The lawyer responded that the meaning of “adequate or well-controlled” is a statutory interpretation for courts to decide, not the FDA. Disconcertingly, this firm represents many biopharma companies that value and appreciate the FDA’s scientific expertise and authority.
How deeply the FDA is implicated in the court’s imminent retraction of administrative regulatory authority remains an open question, but perhaps not for long. Final rulings in the Chevron doctrine and mifepristone cases are just months away. Respectively, these cases may diminish the FDA’s ability to interpret statute and undermine its scientific expertise, with troubling implications for biopharmaceutical development.

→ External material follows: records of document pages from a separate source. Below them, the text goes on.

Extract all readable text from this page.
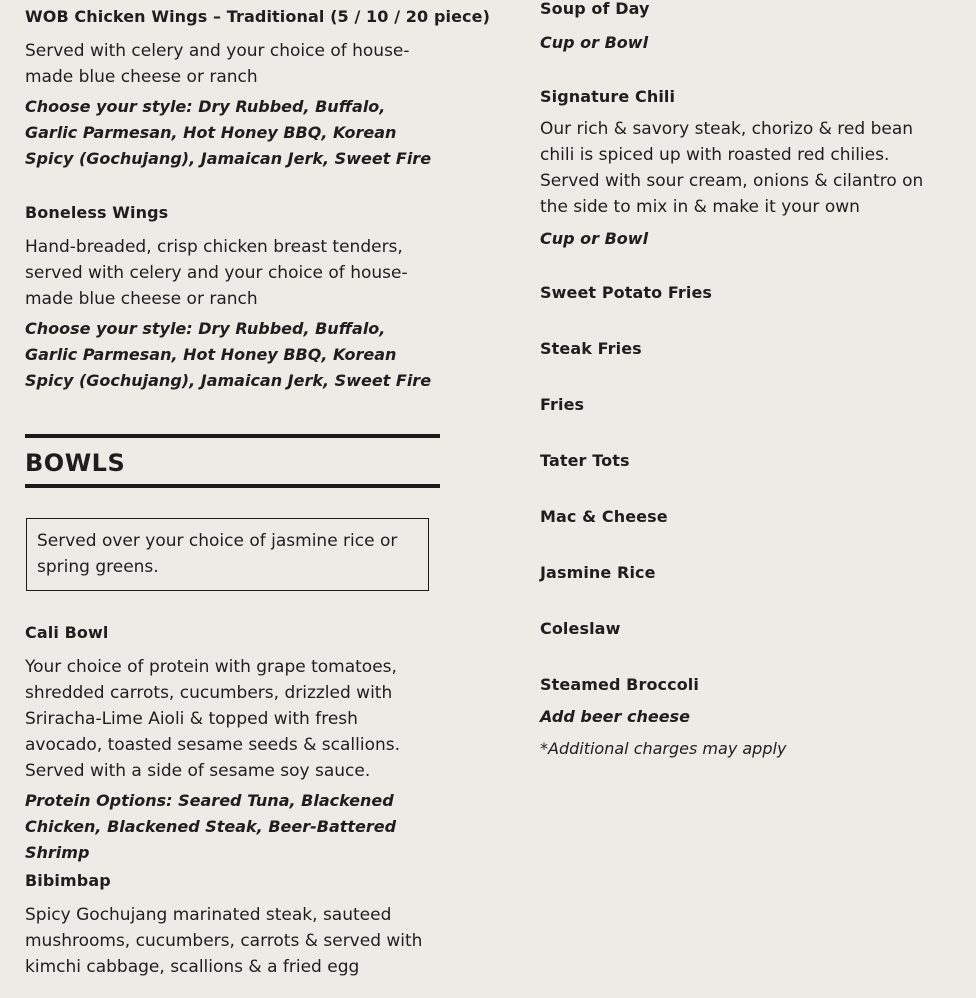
WOB Chicken Wings – Traditional (5 / 10 / 20 piece)

Served with celery and your choice of house-made blue cheese or ranch

Choose your style: Dry Rubbed, Buffalo, Garlic Parmesan, Hot Honey BBQ, Korean Spicy (Gochujang), Jamaican Jerk, Sweet Fire

Boneless Wings

Hand-breaded, crisp chicken breast tenders, served with celery and your choice of house-made blue cheese or ranch

Choose your style: Dry Rubbed, Buffalo, Garlic Parmesan, Hot Honey BBQ, Korean Spicy (Gochujang), Jamaican Jerk, Sweet Fire

BOWLS

Served over your choice of jasmine rice or spring greens.

Cali Bowl

Your choice of protein with grape tomatoes, shredded carrots, cucumbers, drizzled with Sriracha-Lime Aioli & topped with fresh avocado, toasted sesame seeds & scallions. Served with a side of sesame soy sauce.

Protein Options: Seared Tuna, Blackened Chicken, Blackened Steak, Beer-Battered Shrimp

Bibimbap

Spicy Gochujang marinated steak, sauteed mushrooms, cucumbers, carrots & served with kimchi cabbage, scallions & a fried egg

Soup of Day

Cup or Bowl

Signature Chili

Our rich & savory steak, chorizo & red bean chili is spiced up with roasted red chilies. Served with sour cream, onions & cilantro on the side to mix in & make it your own

Cup or Bowl

Sweet Potato Fries
Steak Fries
Fries
Tater Tots
Mac & Cheese
Jasmine Rice
Coleslaw
Steamed Broccoli

Add beer cheese

*Additional charges may apply
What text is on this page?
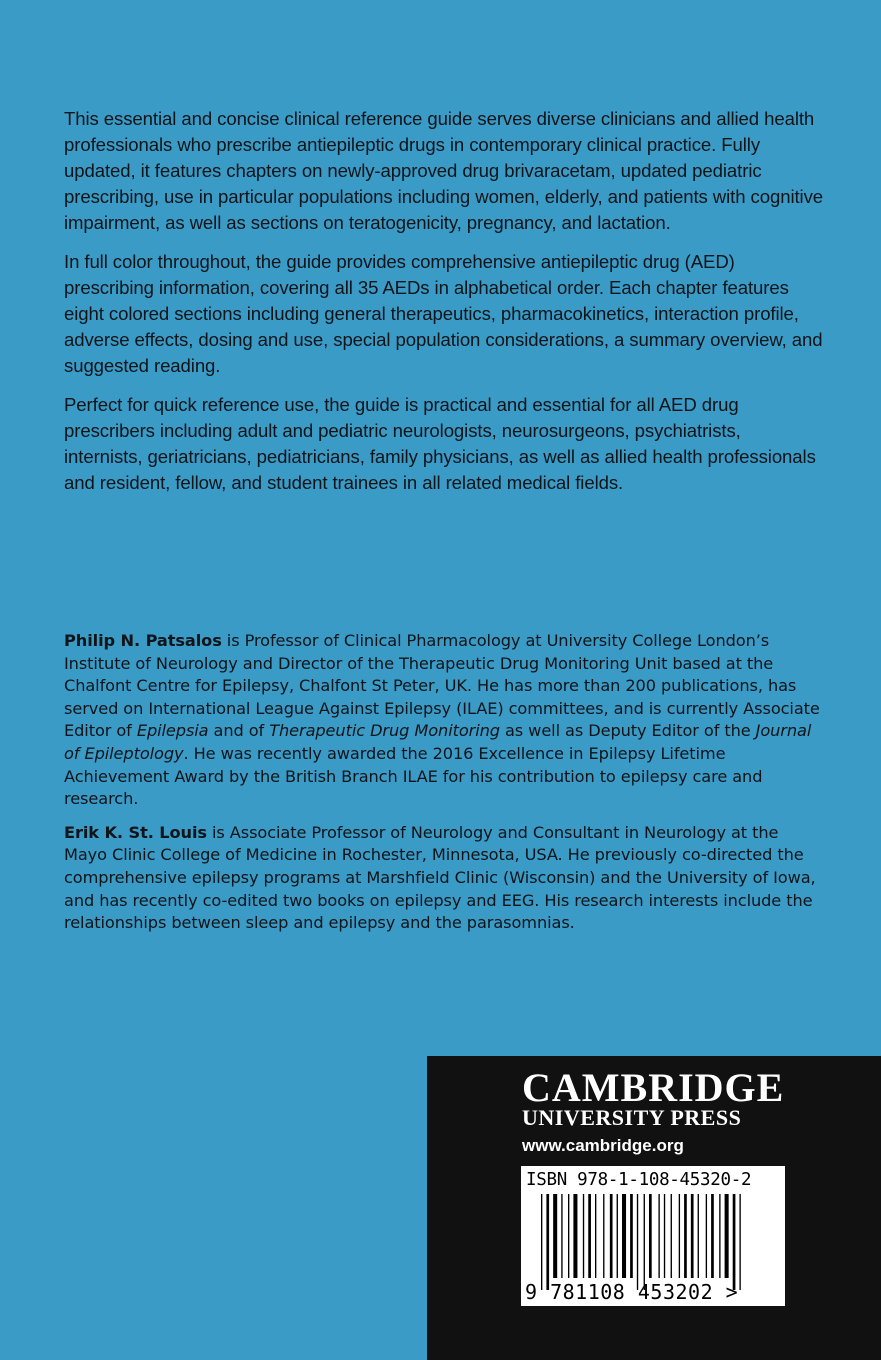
This essential and concise clinical reference guide serves diverse clinicians and allied health professionals who prescribe antiepileptic drugs in contemporary clinical practice. Fully updated, it features chapters on newly-approved drug brivaracetam, updated pediatric prescribing, use in particular populations including women, elderly, and patients with cognitive impairment, as well as sections on teratogenicity, pregnancy, and lactation.

In full color throughout, the guide provides comprehensive antiepileptic drug (AED) prescribing information, covering all 35 AEDs in alphabetical order. Each chapter features eight colored sections including general therapeutics, pharmacokinetics, interaction profile, adverse effects, dosing and use, special population considerations, a summary overview, and suggested reading.

Perfect for quick reference use, the guide is practical and essential for all AED drug prescribers including adult and pediatric neurologists, neurosurgeons, psychiatrists, internists, geriatricians, pediatricians, family physicians, as well as allied health professionals and resident, fellow, and student trainees in all related medical fields.

Philip N. Patsalos is Professor of Clinical Pharmacology at University College London’s Institute of Neurology and Director of the Therapeutic Drug Monitoring Unit based at the Chalfont Centre for Epilepsy, Chalfont St Peter, UK. He has more than 200 publications, has served on International League Against Epilepsy (ILAE) committees, and is currently Associate Editor of Epilepsia and of Therapeutic Drug Monitoring as well as Deputy Editor of the Journal of Epileptology. He was recently awarded the 2016 Excellence in Epilepsy Lifetime Achievement Award by the British Branch ILAE for his contribution to epilepsy care and research.

Erik K. St. Louis is Associate Professor of Neurology and Consultant in Neurology at the Mayo Clinic College of Medicine in Rochester, Minnesota, USA. He previously co-directed the comprehensive epilepsy programs at Marshfield Clinic (Wisconsin) and the University of Iowa, and has recently co-edited two books on epilepsy and EEG. His research interests include the relationships between sleep and epilepsy and the parasomnias.

CAMBRIDGE
UNIVERSITY PRESS
www.cambridge.org
ISBN 978-1-108-45320-2
9 781108 453202 >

The risk to the FDA gold standard — and, with it, U.S. global dominance in the life sciences — is no longer speculative. Deference to FDA scientific decisions soon may become a casualty of a populist war on the administrative state. Regardless of personal politics, all of us must start giving stricter scrutiny to the court’s docket this term.

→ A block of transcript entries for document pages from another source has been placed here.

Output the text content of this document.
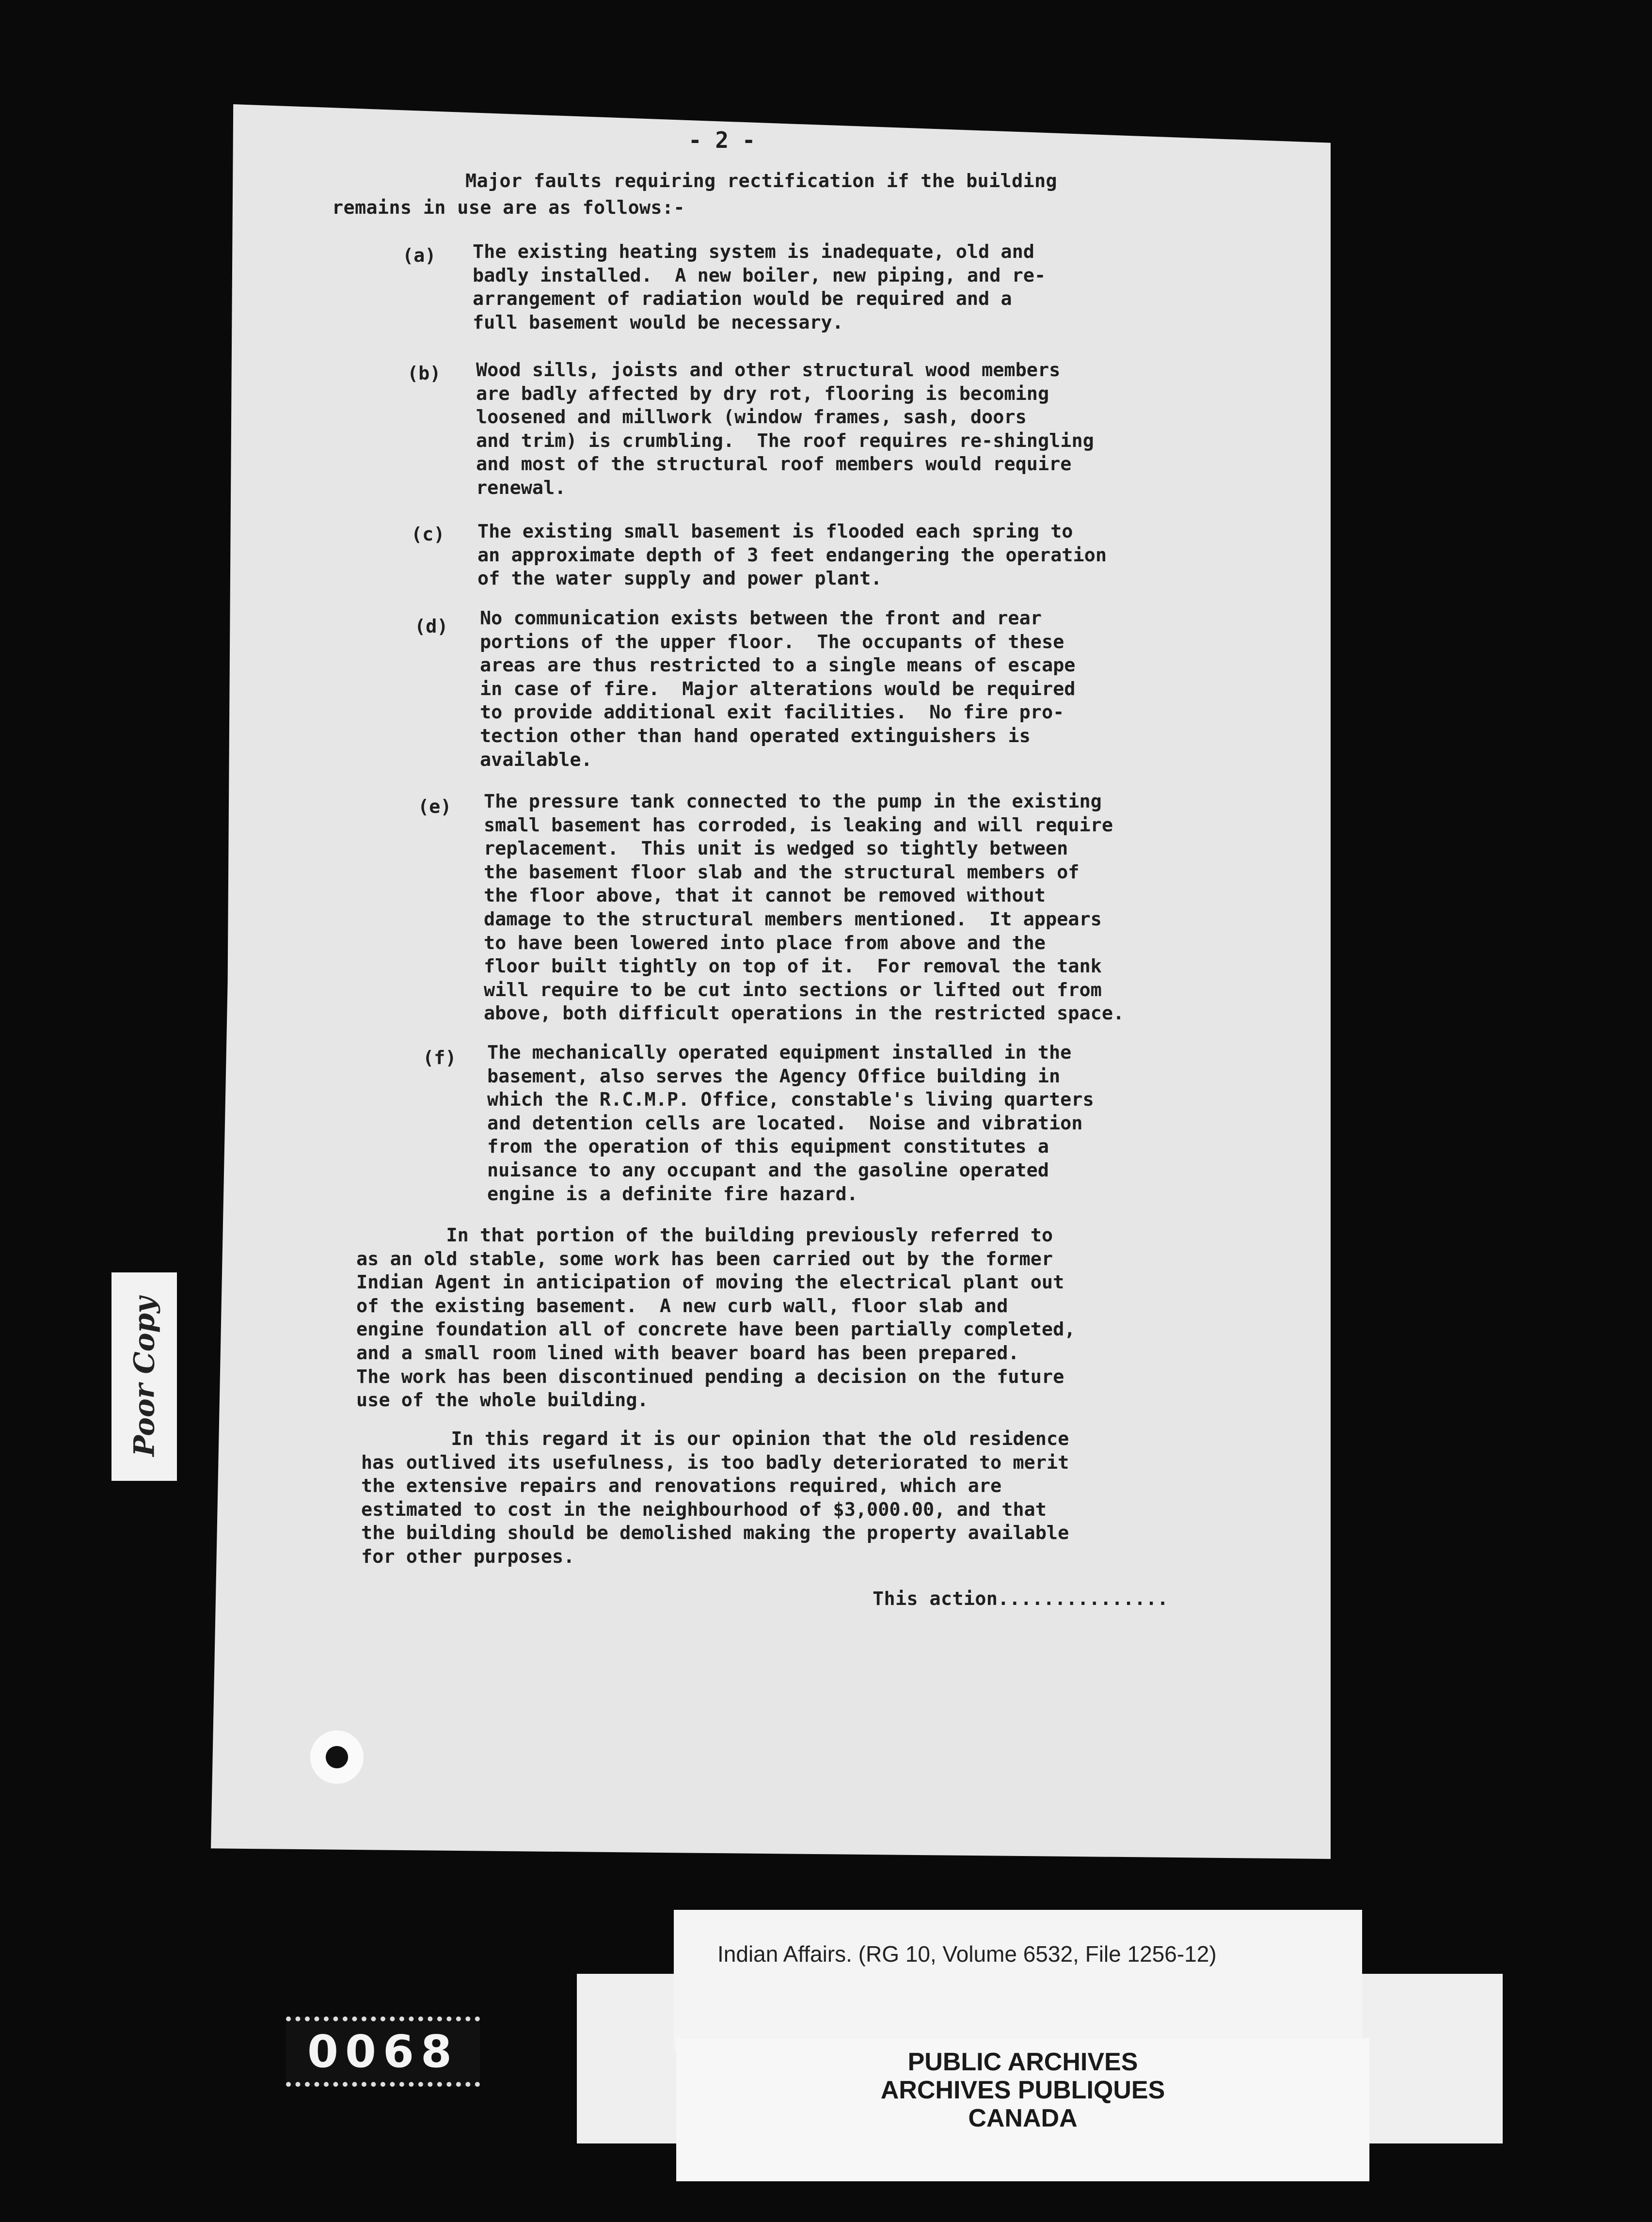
- 2 -
Major faults requiring rectification if the building
remains in use are as follows:-
(a) The existing heating system is inadequate, old and
badly installed.  A new boiler, new piping, and re-
arrangement of radiation would be required and a
full basement would be necessary.
(b) Wood sills, joists and other structural wood members
are badly affected by dry rot, flooring is becoming
loosened and millwork (window frames, sash, doors
and trim) is crumbling.  The roof requires re-shingling
and most of the structural roof members would require
renewal.
(c) The existing small basement is flooded each spring to
an approximate depth of 3 feet endangering the operation
of the water supply and power plant.
(d) No communication exists between the front and rear
portions of the upper floor.  The occupants of these
areas are thus restricted to a single means of escape
in case of fire.  Major alterations would be required
to provide additional exit facilities.  No fire pro-
tection other than hand operated extinguishers is
available.
(e) The pressure tank connected to the pump in the existing
small basement has corroded, is leaking and will require
replacement.  This unit is wedged so tightly between
the basement floor slab and the structural members of
the floor above, that it cannot be removed without
damage to the structural members mentioned.  It appears
to have been lowered into place from above and the
floor built tightly on top of it.  For removal the tank
will require to be cut into sections or lifted out from
above, both difficult operations in the restricted space.
(f) The mechanically operated equipment installed in the
basement, also serves the Agency Office building in
which the R.C.M.P. Office, constable's living quarters
and detention cells are located.  Noise and vibration
from the operation of this equipment constitutes a
nuisance to any occupant and the gasoline operated
engine is a definite fire hazard.
In that portion of the building previously referred to
as an old stable, some work has been carried out by the former
Indian Agent in anticipation of moving the electrical plant out
of the existing basement.  A new curb wall, floor slab and
engine foundation all of concrete have been partially completed,
and a small room lined with beaver board has been prepared.
The work has been discontinued pending a decision on the future
use of the whole building.
In this regard it is our opinion that the old residence
has outlived its usefulness, is too badly deteriorated to merit
the extensive repairs and renovations required, which are
estimated to cost in the neighbourhood of $3,000.00, and that
the building should be demolished making the property available
for other purposes.
This action...............
Poor Copy
0068
Indian Affairs. (RG 10, Volume 6532, File 1256-12)
PUBLIC ARCHIVES
ARCHIVES PUBLIQUES
CANADA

Silent hand-wringing isn’t a viable strategy. There are several steps industry leaders can and should take right now.
• Get off the sidelines. We need more CEOs to issue public statements in business forums and explain the threat a weakened FDA poses to U.S. leadership in the life sciences.
• Talk about the implications of this court. The 2024 docket could be the beginning, not the end, of investment-chilling threats to our regulatory ecosystem. Companies reluctant to participate in amicus briefs on FDA jurisdictional issues should reconsider their posture. The voice of industry is needed right now to explain to judges and justices why we need a strong, independent FDA to accelerate innovation.

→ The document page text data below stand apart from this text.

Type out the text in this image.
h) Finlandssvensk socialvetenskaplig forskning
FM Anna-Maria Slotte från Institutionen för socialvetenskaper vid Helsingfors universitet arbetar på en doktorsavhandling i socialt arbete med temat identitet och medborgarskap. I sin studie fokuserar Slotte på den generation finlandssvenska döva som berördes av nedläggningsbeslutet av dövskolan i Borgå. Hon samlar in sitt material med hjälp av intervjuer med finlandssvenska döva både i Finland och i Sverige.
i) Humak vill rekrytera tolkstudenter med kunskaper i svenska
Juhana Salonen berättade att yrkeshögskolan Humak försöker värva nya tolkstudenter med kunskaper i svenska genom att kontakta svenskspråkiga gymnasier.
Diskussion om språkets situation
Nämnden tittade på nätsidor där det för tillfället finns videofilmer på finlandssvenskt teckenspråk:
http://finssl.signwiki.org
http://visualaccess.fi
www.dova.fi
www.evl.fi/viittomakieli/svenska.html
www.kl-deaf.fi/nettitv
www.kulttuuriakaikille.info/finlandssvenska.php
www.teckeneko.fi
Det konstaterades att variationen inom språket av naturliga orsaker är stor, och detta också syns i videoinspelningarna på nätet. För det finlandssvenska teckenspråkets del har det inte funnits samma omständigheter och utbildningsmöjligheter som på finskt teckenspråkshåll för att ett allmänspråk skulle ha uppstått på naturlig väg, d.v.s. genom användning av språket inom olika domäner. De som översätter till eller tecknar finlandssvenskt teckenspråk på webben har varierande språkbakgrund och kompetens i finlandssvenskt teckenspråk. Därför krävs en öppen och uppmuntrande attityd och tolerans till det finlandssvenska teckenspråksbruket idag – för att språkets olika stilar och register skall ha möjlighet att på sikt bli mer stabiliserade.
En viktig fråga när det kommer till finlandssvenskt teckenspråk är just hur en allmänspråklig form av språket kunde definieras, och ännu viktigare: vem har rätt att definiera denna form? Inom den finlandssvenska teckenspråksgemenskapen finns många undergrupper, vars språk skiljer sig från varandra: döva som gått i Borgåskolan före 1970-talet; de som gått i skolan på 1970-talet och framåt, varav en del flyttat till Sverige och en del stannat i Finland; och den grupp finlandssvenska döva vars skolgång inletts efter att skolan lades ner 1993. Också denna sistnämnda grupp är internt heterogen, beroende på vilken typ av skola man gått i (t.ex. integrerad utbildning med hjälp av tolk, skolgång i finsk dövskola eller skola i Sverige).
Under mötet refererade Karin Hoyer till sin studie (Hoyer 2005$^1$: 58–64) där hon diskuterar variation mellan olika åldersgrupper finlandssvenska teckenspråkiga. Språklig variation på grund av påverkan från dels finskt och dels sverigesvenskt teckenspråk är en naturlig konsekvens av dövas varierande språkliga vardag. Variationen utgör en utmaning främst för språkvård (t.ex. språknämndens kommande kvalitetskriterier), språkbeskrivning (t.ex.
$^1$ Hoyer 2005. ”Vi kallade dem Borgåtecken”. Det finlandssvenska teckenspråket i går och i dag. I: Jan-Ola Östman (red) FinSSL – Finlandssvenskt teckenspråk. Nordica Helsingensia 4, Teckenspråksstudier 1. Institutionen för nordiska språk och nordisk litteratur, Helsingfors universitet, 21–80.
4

• Act in our self-interest. Introducing additional regulatory uncertainty into our ecosystem erodes the “FDA gold standard” and chills life science investment. Our companies and trade associations must immediately begin educating leaders on Capitol Hill that the Chevron doctrine’s expected demise will require Congress to enshrine specific, unambiguous statutory language codifying the FDA’s scientific decision-making authority into law.
For decades, medical innovation has flourished in our country because of opportunity, need, competition and predictable policy incentives. We recently witnessed, however, that foundational expectations that underpin our sector can evaporate in an instant, as we saw with the passage of the Inflation Reduction Act.
In a sector defined by scientific risk, regulatory predictability is precious. We are running out of time to articulate our concerns about the impact these Supreme Court cases could have on our business. We must mobilize and express our concerns of how a weakened FDA hurts patients and could stymie innovation for a generation or more.
For those who have not yet engaged on FDA jurisdictional threats, the time for mutely sitting on the sidelines has passed. If not, we may wake up one day to find we missed the warning signs.
Meg Alexander is chief strategy officer at Ovid Therapeutics Inc. (NASDAQ:OVID).
Signed commentaries do not necessarily reflect the views of BioCentury.